About the Data:
Participants will be presented with a training and a test set. The training set will be composed of 2,237 instances, and the test set of 88,221. The data was collected through a survey, in which 400 annotators were presented with several sentences and asked to select which ones they did not understand the meaning of. The training set is composed by the judgments of 20 distinct annotators over a set of 200 sentences, while the test set is composed by the judgments made over 9,000 sentences by only one annotator. In the training set, a word is considered to be complex if at least one of the 20 annotators judged them so. With this setup, we create a scenario that replicates one of the biggest challenges in Lexical Simplification: to predict the vocabulary limitations of individuals based on the overall limitations of a group which they are part of. Information about the data's format is present in the README.txt included in the training and test sets.

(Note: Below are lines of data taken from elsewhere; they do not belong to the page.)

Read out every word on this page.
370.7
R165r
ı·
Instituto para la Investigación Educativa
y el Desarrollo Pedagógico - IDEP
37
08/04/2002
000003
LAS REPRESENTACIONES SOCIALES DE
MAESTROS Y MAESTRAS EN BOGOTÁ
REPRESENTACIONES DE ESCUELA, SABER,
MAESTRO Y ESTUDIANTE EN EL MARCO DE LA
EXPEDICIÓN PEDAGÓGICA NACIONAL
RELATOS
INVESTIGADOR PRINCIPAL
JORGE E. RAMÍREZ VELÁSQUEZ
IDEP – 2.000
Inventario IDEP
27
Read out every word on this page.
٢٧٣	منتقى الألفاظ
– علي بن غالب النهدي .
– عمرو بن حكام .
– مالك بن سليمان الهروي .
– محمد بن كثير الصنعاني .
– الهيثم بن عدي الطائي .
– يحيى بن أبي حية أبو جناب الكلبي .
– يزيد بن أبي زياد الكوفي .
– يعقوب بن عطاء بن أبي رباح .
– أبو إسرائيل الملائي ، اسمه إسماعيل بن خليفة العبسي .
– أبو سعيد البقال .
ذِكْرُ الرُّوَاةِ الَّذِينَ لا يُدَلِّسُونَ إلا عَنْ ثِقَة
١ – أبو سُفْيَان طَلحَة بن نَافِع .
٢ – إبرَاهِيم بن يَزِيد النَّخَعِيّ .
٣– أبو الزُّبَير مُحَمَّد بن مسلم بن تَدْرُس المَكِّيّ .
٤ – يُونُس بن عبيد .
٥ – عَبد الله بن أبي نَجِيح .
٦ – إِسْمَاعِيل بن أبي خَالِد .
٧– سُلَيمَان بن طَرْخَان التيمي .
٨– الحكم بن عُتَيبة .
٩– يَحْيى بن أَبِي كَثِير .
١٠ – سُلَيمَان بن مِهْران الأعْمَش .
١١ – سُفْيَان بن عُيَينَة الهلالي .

For each system, participants must submit a plain text file containing the same number of lines as the test set. Each line of the submission file must be a binary label: 1 if the word in that instance is complex, or 0 otherwise.
To submit your system, please visit the submission page.
Once you have uploaded your system(s), please send an e-mail to email@example.com using the following template:
Title: System Description - CWI SemEval 2016
System 1 Name:
System 2 Name:
The descriptions can have a maximum of 150 words each.
You must send your system and system descriptions until January 31 in order to be qualified.
- You may use any external resources that you want.
- Each participant can submit a maximum of 2 systems.
- Participants who submit more than 2 systems will be disqualified.
- The format of the submission must conform to the standards specified.
- Submissions in the wrong format will be disqualified.
The evaluation metric used to rank the submitted systems will be the G-score, which is the harmonic mean between Accuracy and Recall. By using Accuracy instead of the traditional Precision, we reward those systems which can identify as many complex words as possible, while still correctly predicting the complexity of not only complex, but rather all words. We will also report the results for Precision and the traditional F-score.